Het boek Duivelskwartier van Johan Otten begint al indrukwekkend: een lijst met namen van vrouwen die in Peelland zijn vervolgd in 1595 voor hekserij beslaat een hele pagina met twee rijen namen naast elkaar. Daarnaast is er aangegeven of zij zijn omgekomen in gevangenschap of op de brandstapel. Het geeft kippenvel over je hele armen.
Het boek is ingedeeld in twee delen. Het eerste deel vertelt de verhalen van de omgekomen vrouwen en van degenen die het ternauwernood hebben overleefd. Met veel bronmateriaal heeft Johan Otten een uitgebreide beschrijving weten neer te zetten. Door de narratieve vertelwijze die hier en daar een wat suggestieve wending krijgt wat betreft het weer of de geur van het gras, houdt dit boek je aandacht zolang vast dat je het werk uit hebt voor je het weet.
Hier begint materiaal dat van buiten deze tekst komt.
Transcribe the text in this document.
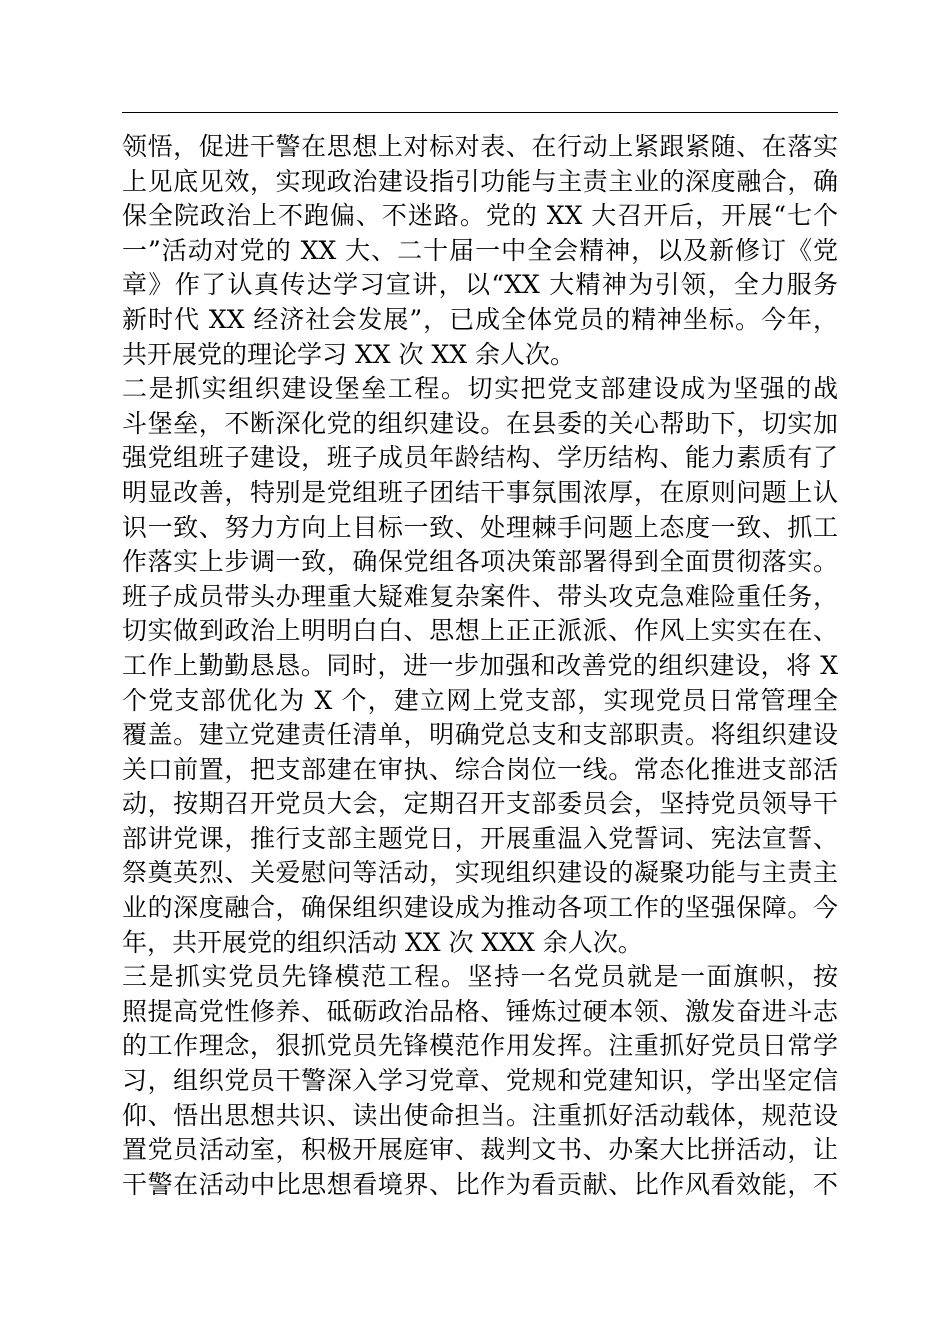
领悟，促进干警在思想上对标对表、在行动上紧跟紧随、在落实
上见底见效，实现政治建设指引功能与主责主业的深度融合，确
保全院政治上不跑偏、不迷路。党的 XX 大召开后，开展“七个
一”活动对党的 XX 大、二十届一中全会精神，以及新修订《党
章》作了认真传达学习宣讲，以“XX 大精神为引领，全力服务
新时代 XX 经济社会发展”，已成全体党员的精神坐标。今年，
共开展党的理论学习 XX 次 XX 余人次。
二是抓实组织建设堡垒工程。切实把党支部建设成为坚强的战
斗堡垒，不断深化党的组织建设。在县委的关心帮助下，切实加
强党组班子建设，班子成员年龄结构、学历结构、能力素质有了
明显改善，特别是党组班子团结干事氛围浓厚，在原则问题上认
识一致、努力方向上目标一致、处理棘手问题上态度一致、抓工
作落实上步调一致，确保党组各项决策部署得到全面贯彻落实。
班子成员带头办理重大疑难复杂案件、带头攻克急难险重任务，
切实做到政治上明明白白、思想上正正派派、作风上实实在在、
工作上勤勤恳恳。同时，进一步加强和改善党的组织建设，将 X
个党支部优化为 X 个，建立网上党支部，实现党员日常管理全
覆盖。建立党建责任清单，明确党总支和支部职责。将组织建设
关口前置，把支部建在审执、综合岗位一线。常态化推进支部活
动，按期召开党员大会，定期召开支部委员会，坚持党员领导干
部讲党课，推行支部主题党日，开展重温入党誓词、宪法宣誓、
祭奠英烈、关爱慰问等活动，实现组织建设的凝聚功能与主责主
业的深度融合，确保组织建设成为推动各项工作的坚强保障。今
年，共开展党的组织活动 XX 次 XXX 余人次。
三是抓实党员先锋模范工程。坚持一名党员就是一面旗帜，按
照提高党性修养、砥砺政治品格、锤炼过硬本领、激发奋进斗志
的工作理念，狠抓党员先锋模范作用发挥。注重抓好党员日常学
习，组织党员干警深入学习党章、党规和党建知识，学出坚定信
仰、悟出思想共识、读出使命担当。注重抓好活动载体，规范设
置党员活动室，积极开展庭审、裁判文书、办案大比拼活动，让
干警在活动中比思想看境界、比作为看贡献、比作风看效能，不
De dorpen en steden die worden besproken door Otten zijn Cranendonck, Eindhoven, Leende, Heeze, Geldrop, Mierlo, Lierop, Mierlo-Hout, Slinkse streken, Asten en Someren. Deze plaatsen herbergen stuk voor stuk indrukwekkende verhalen van vals beschuldigde vrouwen die de waterproef niet doorstonden en daardoor op de brandstapel eindigde. Uit angst, en soms uit vijandigheid, beschuldigden deze “heksen” andere vrouwen weer van hekserij of medeplichtigheid waardoor de veroordelingen zich in een rap tempo doorzetten. Er ontstond een vervolgingsgolf. Maar op welke gronden werden deze vrouwen in eerste instantie beschuldigd? Het bronmateriaal geeft dit geheel feitelijk weer:
”…23 vrouwen op de brandstapel. Ze hebben zich volgens hun aanklagers en rechters met lichaam en ziel overgegeven aan de vijand van het menselijk geslacht en zich onder diens hoede bezondigd aan kwaadaardige toverij.”
Deze vijand is de duivel die zich voordoet in de vorm van een jongeman. Het beeld dat de meeste mensen hebben van een “heks” is een oude(re) vrouw, onverzorgd, met weinig contacten in het dorp/stad. Hoewel dit inderdaad vaak het geval was, werden er ook jonge meisjes veroordeeld. De jongste op de brandstapel was 12 jaar oud. De (oudere) vrouwen met weinig vermogen waren vaak vanaf het moment van de arrestatie door de overmacht van de heer al niet meer te redden. Mishandelingen en bedreigingen van de beul zorgde er regelmatig voor dat vrouwen toegaven dat zij een heks waren; soms kozen de vrouwen liever voor een snelle dood dan voor nog meer zware mishandeling waar ze uiteindelijk toch aan zouden bezwijken.
In het tweede deel van zijn boek vraagt Johan van Otten zich af of de mensen nu werkelijk geloofden in hekserij, en soms zelfs in weerwolven. Het bronmateriaal is zo feitelijk dat je haast zou zeggen van wel. Maar in het eerste deel legt hij zelf ook uit dat de zestiende eeuw een instabiele periode was vol oorlogen, epidemieën en hongersnood. De strijd om het bestaan werd een gevecht op leven en dood. Hierdoor raakte acceptatiegrenzen overschreden: “…de op gang gekomen vervolging neemt de laatste remmingen weg. Ze fungeert als legitimatie om ook toe te slaan”. Bij de brandstapels was er veel volk op de been: “Er is een menigte op de been, een samengestroomd dorp, opgewonden volk uit de omgeving.” Door middel van de waterproef werd ‘bewezen’ dat de vrouwen heksen waren, indien zij bleven drijven- wat uiteraard bijna altijd het geval was – waren zij heksen. De overheid had de waterproef al snel afgedaan als onbetrouwbaar, deze bleven echter jarenlang worden uitgevoerd als dé manier om bewijs te leveren voor magie. Nadat de koning de waterproef verboden had werden ze stiekem uitgevoerd, zo ook in 1595.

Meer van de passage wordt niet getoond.